Chrome OS is an operating system designed for notebooks that has enrolled in an adult education course on tablets and that does not even understand it. homework, let alone homework.
What is frustrating is that you can see the truly awesome, flexible and useful system behind all this negligence. There are real little touches: the Google Assistant app is fast and completes the main search function well, although I would still like them to be better integrated. You can replace the normal-sized keyboard with a small floating phone-size keyboard that works fine, or use the stylus for handwriting input.
Another example of the foundation is the two USB sticks. -C ports. They just do what you expect from USB ports. It's great that there are two. I had our office ship in New York over a big box of USB accessories to plug in. By and large, I repeated the experience that Nilay had achieved with the iPad Pro and almost everything worked perfectly.
. External hard drives, USB mics, SD cards and even a printer work perfectly with Pixel Slate (although the printer requires an HP Chrome extension). Unlike iOS where the limitations come from the operating system, here the limitations come from, as you had guessed, the strange way that Android applications were integrated with Chrome OS.

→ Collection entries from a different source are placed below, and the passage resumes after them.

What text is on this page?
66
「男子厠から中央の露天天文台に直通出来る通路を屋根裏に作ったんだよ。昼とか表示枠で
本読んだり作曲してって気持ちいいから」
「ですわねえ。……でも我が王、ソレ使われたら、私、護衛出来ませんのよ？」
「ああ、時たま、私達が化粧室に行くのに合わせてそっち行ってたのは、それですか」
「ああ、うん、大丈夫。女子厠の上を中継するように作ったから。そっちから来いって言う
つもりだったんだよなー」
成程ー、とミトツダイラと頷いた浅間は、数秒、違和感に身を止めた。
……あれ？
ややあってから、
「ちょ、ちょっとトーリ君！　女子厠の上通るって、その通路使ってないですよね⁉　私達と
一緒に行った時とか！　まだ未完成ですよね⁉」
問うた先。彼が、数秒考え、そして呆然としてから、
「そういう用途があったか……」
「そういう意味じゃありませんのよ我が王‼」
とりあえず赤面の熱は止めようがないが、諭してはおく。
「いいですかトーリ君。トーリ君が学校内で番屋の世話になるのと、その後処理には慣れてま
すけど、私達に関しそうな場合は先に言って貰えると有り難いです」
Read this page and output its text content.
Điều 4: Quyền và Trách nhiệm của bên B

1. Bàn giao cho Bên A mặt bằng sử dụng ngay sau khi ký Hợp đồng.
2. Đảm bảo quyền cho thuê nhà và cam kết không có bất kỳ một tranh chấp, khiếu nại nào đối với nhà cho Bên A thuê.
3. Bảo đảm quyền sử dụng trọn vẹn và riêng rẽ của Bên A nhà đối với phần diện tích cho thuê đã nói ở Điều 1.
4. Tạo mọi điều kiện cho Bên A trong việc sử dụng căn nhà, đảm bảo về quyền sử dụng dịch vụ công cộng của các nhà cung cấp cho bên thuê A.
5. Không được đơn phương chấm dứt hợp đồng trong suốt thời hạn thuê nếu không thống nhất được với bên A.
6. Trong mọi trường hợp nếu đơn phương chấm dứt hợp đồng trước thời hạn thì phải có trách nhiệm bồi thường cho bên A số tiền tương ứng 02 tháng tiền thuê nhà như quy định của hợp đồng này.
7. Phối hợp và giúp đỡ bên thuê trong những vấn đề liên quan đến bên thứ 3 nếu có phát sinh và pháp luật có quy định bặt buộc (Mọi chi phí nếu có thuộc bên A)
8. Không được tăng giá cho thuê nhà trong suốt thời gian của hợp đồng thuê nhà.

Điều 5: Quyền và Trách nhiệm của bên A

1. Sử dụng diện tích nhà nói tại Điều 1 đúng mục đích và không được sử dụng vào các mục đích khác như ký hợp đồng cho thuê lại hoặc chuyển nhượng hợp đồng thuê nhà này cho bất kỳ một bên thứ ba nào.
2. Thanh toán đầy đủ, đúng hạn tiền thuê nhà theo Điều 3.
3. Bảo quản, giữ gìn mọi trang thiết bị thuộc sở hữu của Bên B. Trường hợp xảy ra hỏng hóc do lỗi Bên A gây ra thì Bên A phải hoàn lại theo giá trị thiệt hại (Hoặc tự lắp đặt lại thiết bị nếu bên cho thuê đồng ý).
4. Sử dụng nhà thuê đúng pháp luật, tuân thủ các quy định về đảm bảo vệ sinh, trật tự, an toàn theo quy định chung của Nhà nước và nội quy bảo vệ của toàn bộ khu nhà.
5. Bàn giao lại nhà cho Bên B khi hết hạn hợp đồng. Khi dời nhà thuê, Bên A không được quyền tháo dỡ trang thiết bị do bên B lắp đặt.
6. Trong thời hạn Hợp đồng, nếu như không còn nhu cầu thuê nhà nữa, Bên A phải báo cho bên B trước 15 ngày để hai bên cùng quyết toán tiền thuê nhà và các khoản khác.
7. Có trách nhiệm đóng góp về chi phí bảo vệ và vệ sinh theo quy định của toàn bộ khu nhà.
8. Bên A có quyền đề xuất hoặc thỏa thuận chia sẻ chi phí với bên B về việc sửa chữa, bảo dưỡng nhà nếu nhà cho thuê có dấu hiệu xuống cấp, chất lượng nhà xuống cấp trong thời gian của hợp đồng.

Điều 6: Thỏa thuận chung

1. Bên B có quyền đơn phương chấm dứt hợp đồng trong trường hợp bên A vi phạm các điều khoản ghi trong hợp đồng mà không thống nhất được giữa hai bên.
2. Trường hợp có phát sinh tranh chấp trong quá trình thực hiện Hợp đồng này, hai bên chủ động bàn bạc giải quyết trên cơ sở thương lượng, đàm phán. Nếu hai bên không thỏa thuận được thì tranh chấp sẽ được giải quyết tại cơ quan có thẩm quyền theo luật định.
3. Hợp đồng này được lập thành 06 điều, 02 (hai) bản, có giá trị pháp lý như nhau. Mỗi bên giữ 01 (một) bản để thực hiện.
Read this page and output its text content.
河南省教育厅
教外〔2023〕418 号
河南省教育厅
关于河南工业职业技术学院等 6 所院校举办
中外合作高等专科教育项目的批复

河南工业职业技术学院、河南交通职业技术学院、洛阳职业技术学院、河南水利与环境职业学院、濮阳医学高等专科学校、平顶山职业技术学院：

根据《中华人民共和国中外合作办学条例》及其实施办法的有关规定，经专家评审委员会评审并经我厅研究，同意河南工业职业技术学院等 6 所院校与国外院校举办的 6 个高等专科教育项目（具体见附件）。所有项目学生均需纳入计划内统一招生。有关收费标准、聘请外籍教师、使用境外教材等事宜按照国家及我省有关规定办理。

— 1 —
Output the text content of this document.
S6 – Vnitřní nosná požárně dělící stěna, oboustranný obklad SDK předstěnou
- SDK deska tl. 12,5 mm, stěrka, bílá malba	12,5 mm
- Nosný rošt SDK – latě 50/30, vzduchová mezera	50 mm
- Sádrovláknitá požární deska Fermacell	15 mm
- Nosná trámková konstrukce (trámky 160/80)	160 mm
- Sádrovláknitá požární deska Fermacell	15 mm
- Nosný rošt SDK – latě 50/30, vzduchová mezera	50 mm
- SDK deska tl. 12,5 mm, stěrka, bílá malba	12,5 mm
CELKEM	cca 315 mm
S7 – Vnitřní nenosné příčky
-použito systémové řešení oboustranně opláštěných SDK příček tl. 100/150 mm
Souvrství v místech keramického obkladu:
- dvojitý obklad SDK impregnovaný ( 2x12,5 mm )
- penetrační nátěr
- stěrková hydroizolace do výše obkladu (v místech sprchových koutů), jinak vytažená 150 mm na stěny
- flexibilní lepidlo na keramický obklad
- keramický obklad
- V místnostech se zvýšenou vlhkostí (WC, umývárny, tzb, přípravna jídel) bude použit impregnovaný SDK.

Let's take Adobe Lightroom CC for example. When you connect an SD card, the Files application displays and you have access to the files. Until here everything is fine. But open the Android version of Lightroom, which can not see the external drive (probably because it was designed for Android phones and tablets). Therefore, you must extract the photos from Chrome OS local storage through the Files application, import them into Lightroom, and delete them.
This is the same rigamarole you should use with the iPad Pro, but only with the Files app instead of the Photos app. But there is one crucial difference: the only reason is that Adobe has not updated Lightroom to work better with the Chrome OS file picker.
I'm not talking about Adobe here, nor do I mean that this Lightroom USB test is the ultimate test to define what counts as a "professional computer". I would rather point out that the limitations you encounter when you use Android applications on Chrome OS are due to an ecosystem that is not as developed as needed.
You can work around all these software indignities. You can find small tips and Chrome extensions, you can understand in depth the differences between Android and web applications, you can ask the developers of applications to update their software and you can restart everything when your Bluetooth starts to act sneakily.
For some people, these workarounds are totally worth it because compromise is a more open computing platform that gives you a better web browser, a mouse, Windows, etc. and even Linux if you want it. These people are hard-boiled under Chrome OS, and these are really the only people who, in my opinion, should even consider Pixel Slate.
But even for them, Slate does not feel ready yet. The Pixelbook of last year is still there and is being discounted all the time. Of course, it has the processor of last year and you can not detach the keyboard, but I found it was more stable and easier. It also weighs a quarter of a pound less than the Slate with the keyboard connected. I still love my Pixelbook and I respect it.
Pixel Slate has many advantages, but it is too experimental. The problem is that I really like what Google is trying to do here. I would just like it to be less difficult and more effective.